Arguing does not change beliefs. Quite the opposite: the more we argue against someone’s belief the stronger we make their belief!
This might be worth remembering the next time your lunch or evening meal is interrupted by doorstep missionaries who’s views you do not share. Rather than waste time arguing, thank them for their interest in your welfare, gently close the door, and return to your meal.
Because arguing will not only ensure your meal gets cold but will do them a favour… At the end of the discussion they will leave with their belief in their faith further reinforced as a result of arguing with you!
So I didn’t attempt to changes that person’s beliefs. Instead I contented myself with the simple response ‘that’s the spirit’. To which he immediately, and within less than a minute, responded ‘why should we!!’ which sort of confirmed my hunch about him and his beliefs – and his mood.
In my experience people who quote ‘charity begins at home!’ usually are of the ‘I’m alright Jack’ persuasion.
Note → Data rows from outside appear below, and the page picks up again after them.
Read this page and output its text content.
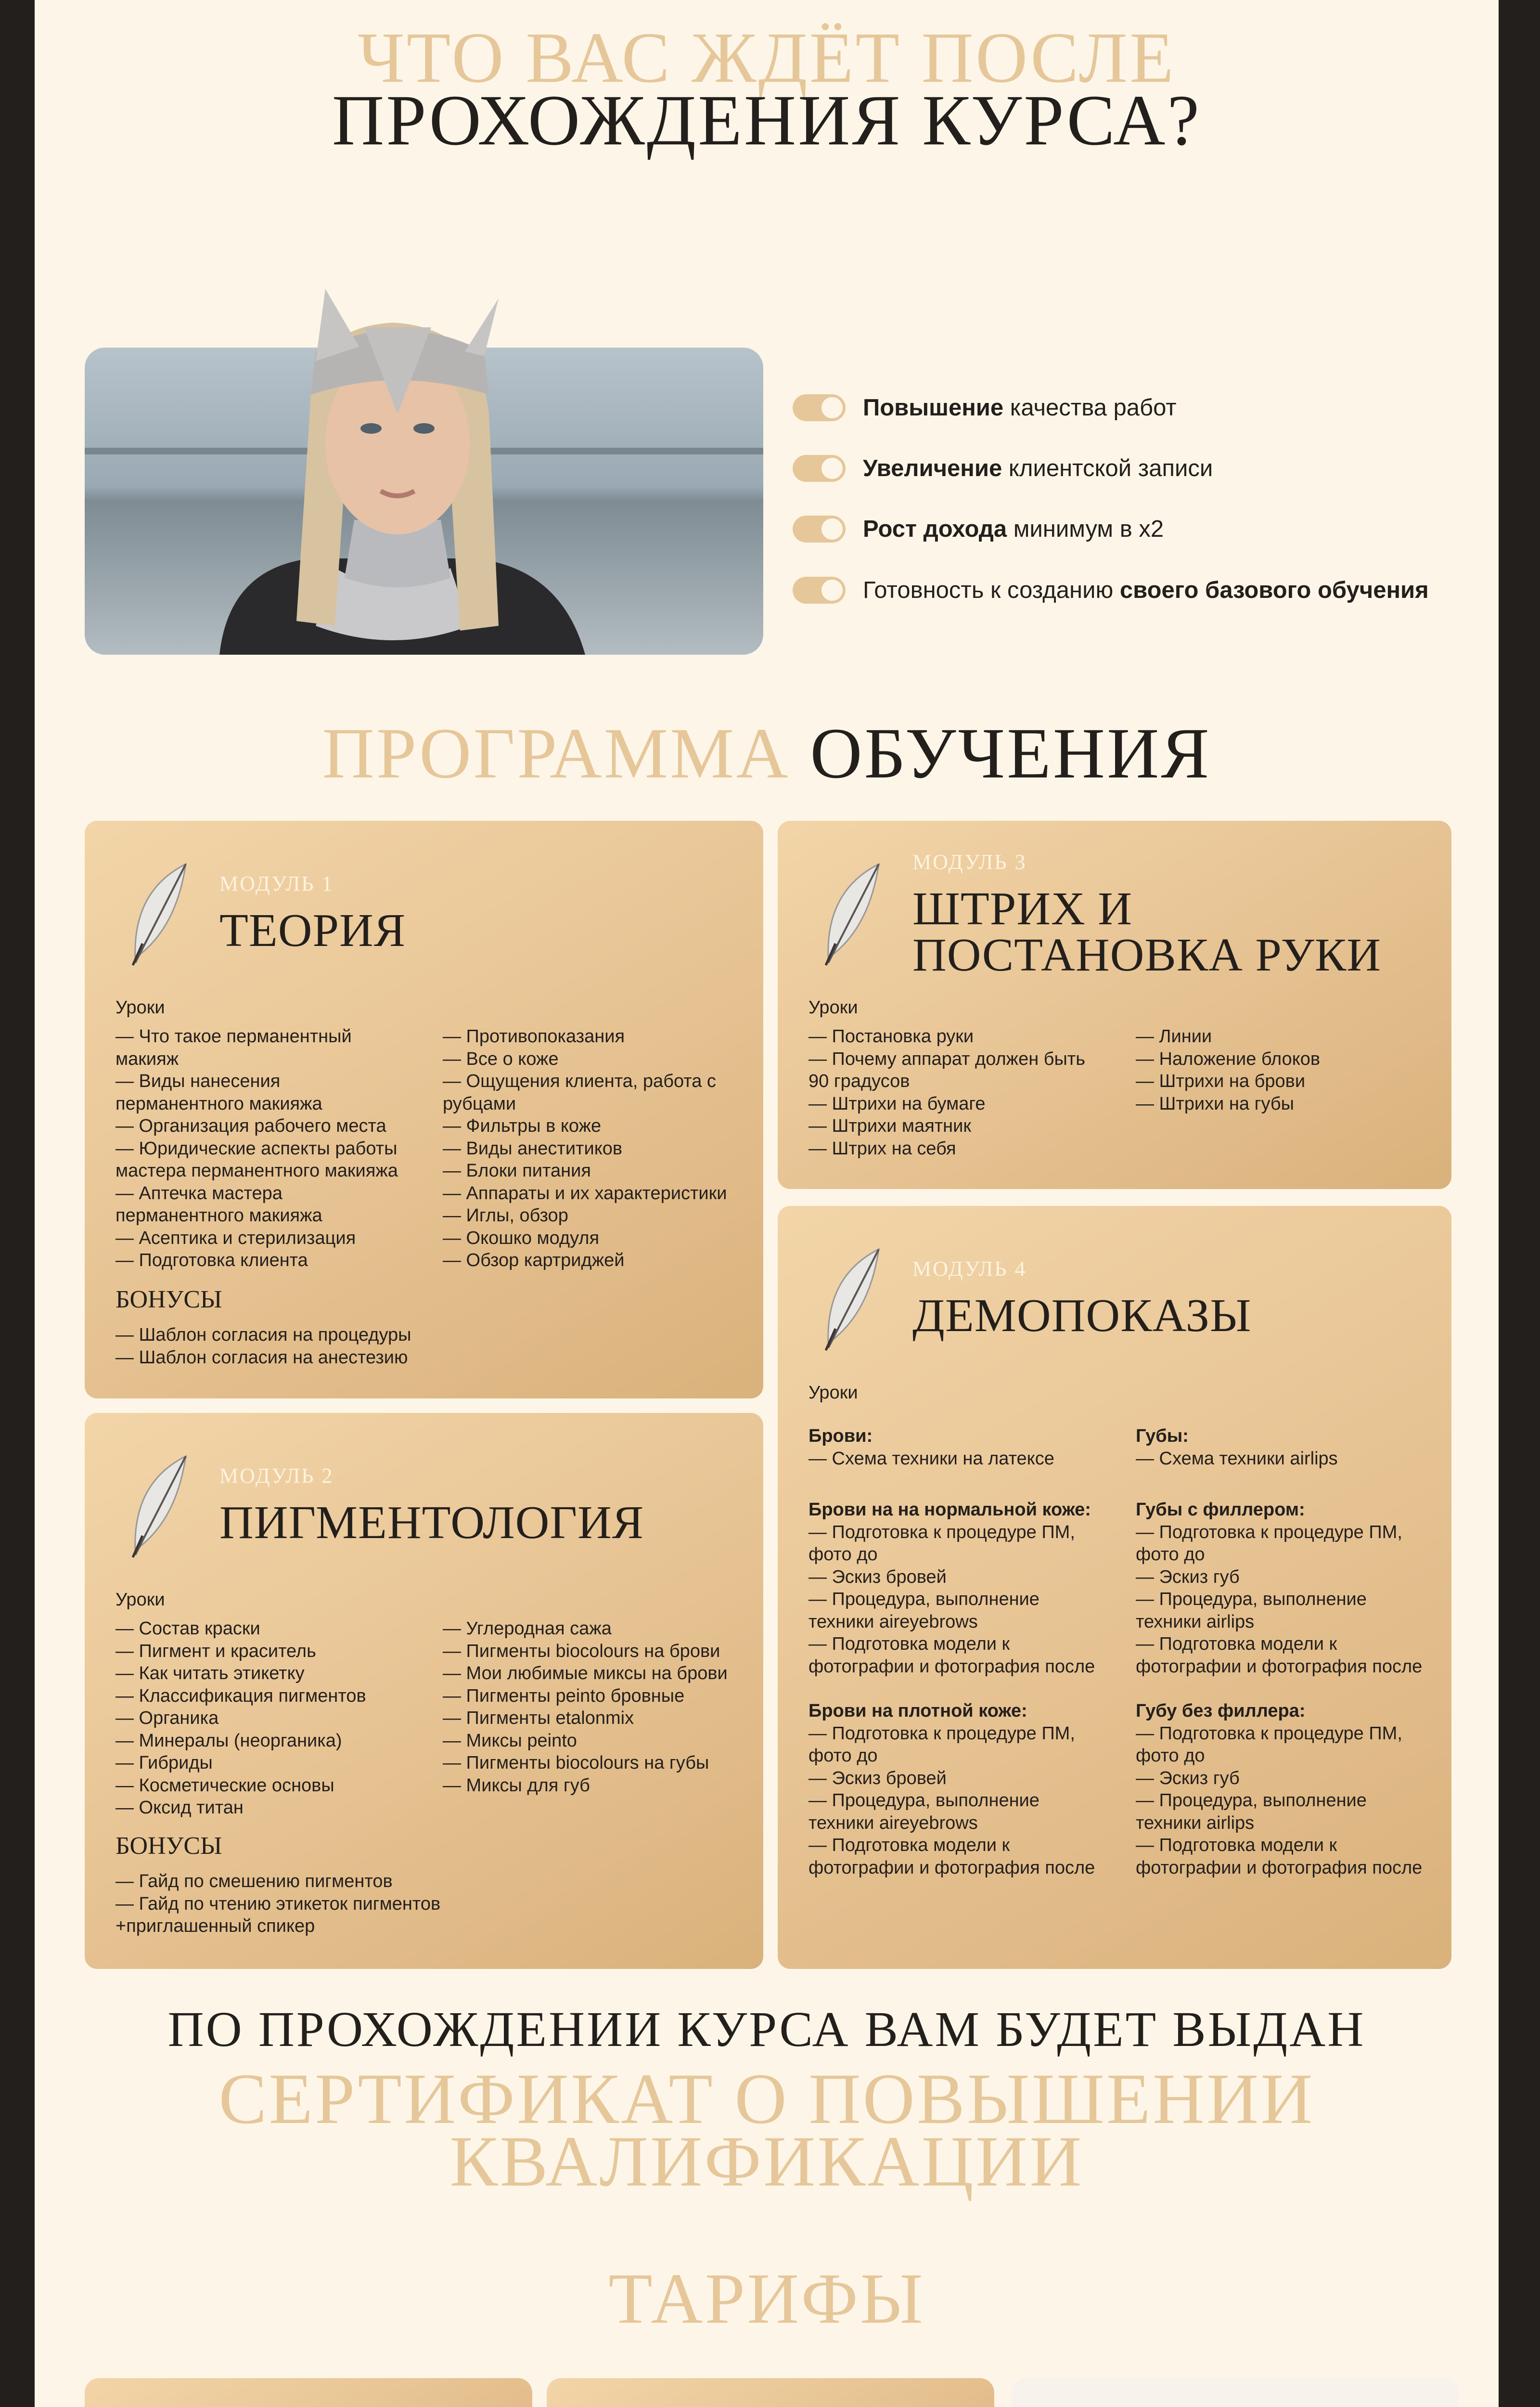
ЧТО ВАС ЖДЁТ ПОСЛЕ
ПРОХОЖДЕНИЯ КУРСА?
Повышение качества работ
Увеличение клиентской записи
Рост дохода минимум в х2
Готовность к созданию своего базового обучения
ПРОГРАММА ОБУЧЕНИЯ
МОДУЛЬ 1
ТЕОРИЯ
Уроки
— Что такое перманентный
макияж
— Виды нанесения
перманентного макияжа
— Организация рабочего места
— Юридические аспекты работы
мастера перманентного макияжа
— Аптечка мастера
перманентного макияжа
— Асептика и стерилизация
— Подготовка клиента
— Противопоказания
— Все о коже
— Ощущения клиента, работа с
рубцами
— Фильтры в коже
— Виды анеститиков
— Блоки питания
— Аппараты и их характеристики
— Иглы, обзор
— Окошко модуля
— Обзор картриджей
БОНУСЫ
— Шаблон согласия на процедуры
— Шаблон согласия на анестезию
МОДУЛЬ 2
ПИГМЕНТОЛОГИЯ
Уроки
— Состав краски
— Пигмент и краситель
— Как читать этикетку
— Классификация пигментов
— Органика
— Минералы (неорганика)
— Гибриды
— Косметические основы
— Оксид титан
— Углеродная сажа
— Пигменты biocolours на брови
— Мои любимые миксы на брови
— Пигменты peinto бровные
— Пигменты etalonmix
— Миксы peinto
— Пигменты biocolours на губы
— Миксы для губ
БОНУСЫ
— Гайд по смешению пигментов
— Гайд по чтению этикеток пигментов
+приглашенный спикер
МОДУЛЬ 3
ШТРИХ И
ПОСТАНОВКА РУКИ
Уроки
— Постановка руки
— Почему аппарат должен быть
90 градусов
— Штрихи на бумаге
— Штрихи маятник
— Штрих на себя
— Линии
— Наложение блоков
— Штрихи на брови
— Штрихи на губы
МОДУЛЬ 4
ДЕМОПОКАЗЫ
Уроки
Брови:
— Схема техники на латексе
Брови на на нормальной коже:
— Подготовка к процедуре ПМ,
фото до
— Эскиз бровей
— Процедура, выполнение
техники aireyebrows
— Подготовка модели к
фотографии и фотография после
Брови на плотной коже:
— Подготовка к процедуре ПМ,
фото до
— Эскиз бровей
— Процедура, выполнение
техники aireyebrows
— Подготовка модели к
фотографии и фотография после
Губы:
— Схема техники airlips
Губы с филлером:
— Подготовка к процедуре ПМ,
фото до
— Эскиз губ
— Процедура, выполнение
техники airlips
— Подготовка модели к
фотографии и фотография после
Губу без филлера:
— Подготовка к процедуре ПМ,
фото до
— Эскиз губ
— Процедура, выполнение
техники airlips
— Подготовка модели к
фотографии и фотография после
ПО ПРОХОЖДЕНИИ КУРСА ВАМ БУДЕТ ВЫДАН
СЕРТИФИКАТ О ПОВЫШЕНИИ
КВАЛИФИКАЦИИ
ТАРИФЫ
So, not wishing to further strengthen his prejudices, I simply blocked his access to my account.
And it still is a good idea
Incidentally, although only a few have so far taken up my Twitter suggestion, their sponsorship call is working and they have already more than doubled the pledged sponsorship money.
And the charity? SOS Children’s Villages is the world’s largest orphan and abandoned children’s charity. They care for 78,000 children in 124 countries worldwide.